The internal-inconsistency point is the editorial close. ScamAdviser scores oathpeptides.com at 0. Scam-Detector scores the same domain at 38.4. gridinsoft scores the same domain at 78/100 ('Safe to use'). Three algorithms, one domain, three wildly divergent verdicts. No single algorithmic score in this class is decisive when the same input produces such radically different outputs. The category, not any individual service, is what the editorial reading impeaches.

A third-party publication examining the same algorithms reaches the same conclusion: peptideprotocolwiki, in its own Oath Peptides profile, notes that low automated trust scores 'may be unreliable metric' for the brand. That is independent third-party corroboration of the dismantle, published before this case file.

What Does CLIA Certification Mean for Oath's Lab?

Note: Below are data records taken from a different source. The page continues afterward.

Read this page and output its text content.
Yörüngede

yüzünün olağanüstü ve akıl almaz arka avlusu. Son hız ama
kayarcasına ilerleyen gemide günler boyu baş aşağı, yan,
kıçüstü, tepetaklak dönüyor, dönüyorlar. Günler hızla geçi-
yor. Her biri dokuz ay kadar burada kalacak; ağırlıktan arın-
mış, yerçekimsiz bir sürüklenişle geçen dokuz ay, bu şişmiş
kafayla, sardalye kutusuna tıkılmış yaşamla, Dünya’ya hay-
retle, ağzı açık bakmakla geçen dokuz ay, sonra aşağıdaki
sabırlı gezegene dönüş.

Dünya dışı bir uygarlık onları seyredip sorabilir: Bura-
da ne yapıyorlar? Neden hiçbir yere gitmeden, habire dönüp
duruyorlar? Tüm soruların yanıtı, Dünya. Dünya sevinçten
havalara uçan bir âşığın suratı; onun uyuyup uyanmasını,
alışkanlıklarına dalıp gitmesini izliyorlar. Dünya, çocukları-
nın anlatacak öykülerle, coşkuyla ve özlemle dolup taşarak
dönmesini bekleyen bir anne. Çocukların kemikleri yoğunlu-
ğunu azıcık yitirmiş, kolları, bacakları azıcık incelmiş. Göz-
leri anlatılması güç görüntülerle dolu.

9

CLIA — Clinical Laboratory Improvement Amendments — certification is issued by the Centers for Medicare and Medicaid Services (CMS) and indicates a laboratory meets federal standards for laboratory testing of human specimens. CLIA-certified labs are subject to federal oversight, periodic inspection, and proficiency testing requirements. Freedom Diagnostics' CLIA registration 14D2263999 is verifiable through CMS's public CLIA database, searchable by registration number. The certification is a federally issued identifier, not a marketing badge. It is the kind of structural record that algorithmic scam-scoring sites do not check, and the kind of record that a fraudulent laboratory cannot maintain through ongoing CMS inspection cycles.

Why Is Oath Peptides Flagged by Trust-Score Sites?

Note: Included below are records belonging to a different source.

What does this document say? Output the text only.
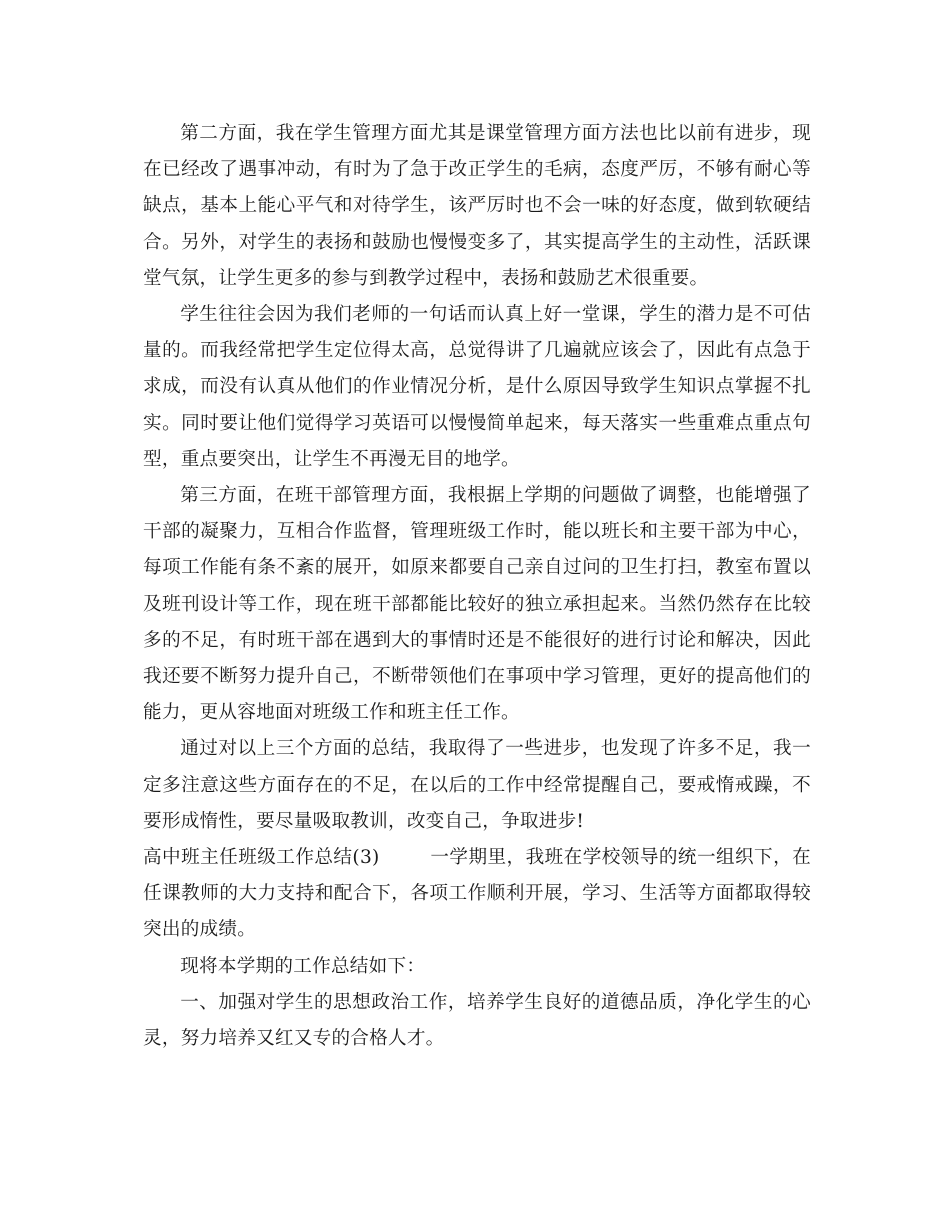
第二方面，我在学生管理方面尤其是课堂管理方面方法也比以前有进步，现在已经改了遇事冲动，有时为了急于改正学生的毛病，态度严厉，不够有耐心等缺点，基本上能心平气和对待学生，该严厉时也不会一味的好态度，做到软硬结合。另外，对学生的表扬和鼓励也慢慢变多了，其实提高学生的主动性，活跃课堂气氛，让学生更多的参与到教学过程中，表扬和鼓励艺术很重要。

学生往往会因为我们老师的一句话而认真上好一堂课，学生的潜力是不可估量的。而我经常把学生定位得太高，总觉得讲了几遍就应该会了，因此有点急于求成，而没有认真从他们的作业情况分析，是什么原因导致学生知识点掌握不扎实。同时要让他们觉得学习英语可以慢慢简单起来，每天落实一些重难点重点句型，重点要突出，让学生不再漫无目的地学。

第三方面，在班干部管理方面，我根据上学期的问题做了调整，也能增强了干部的凝聚力，互相合作监督，管理班级工作时，能以班长和主要干部为中心，每项工作能有条不紊的展开，如原来都要自己亲自过问的卫生打扫，教室布置以及班刊设计等工作，现在班干部都能比较好的独立承担起来。当然仍然存在比较多的不足，有时班干部在遇到大的事情时还是不能很好的进行讨论和解决，因此我还要不断努力提升自己，不断带领他们在事项中学习管理，更好的提高他们的能力，更从容地面对班级工作和班主任工作。

通过对以上三个方面的总结，我取得了一些进步，也发现了许多不足，我一定多注意这些方面存在的不足，在以后的工作中经常提醒自己，要戒惰戒躁，不要形成惰性，要尽量吸取教训，改变自己，争取进步!

高中班主任班级工作总结(3)	一学期里，我班在学校领导的统一组织下，在任课教师的大力支持和配合下，各项工作顺利开展，学习、生活等方面都取得较突出的成绩。

现将本学期的工作总结如下：

一、加强对学生的思想政治工作，培养学生良好的道德品质，净化学生的心灵，努力培养又红又专的合格人才。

Automated trust-score services generate scores from a small set of structural features visible to web crawlers — domain registration data, SSL certificate type, traffic estimates, page-content classifiers. New legitimate businesses score low on those features by definition, because the features are anchored to brand maturity rather than to fraud. Treating a young-brand algorithmic score as a scam indicator confuses the input with the output. The score answers the question 'is this domain new?' The score does not answer the question 'is this company fraudulent?' The two questions are independent. Most fraudulent operations show, in addition to a low automated score, a verifiable trail of user complaints, payment-processor red flags, undeliverable orders, and adversary reports filed with the FTC or state consumer-protection offices. None of those are present on Oath.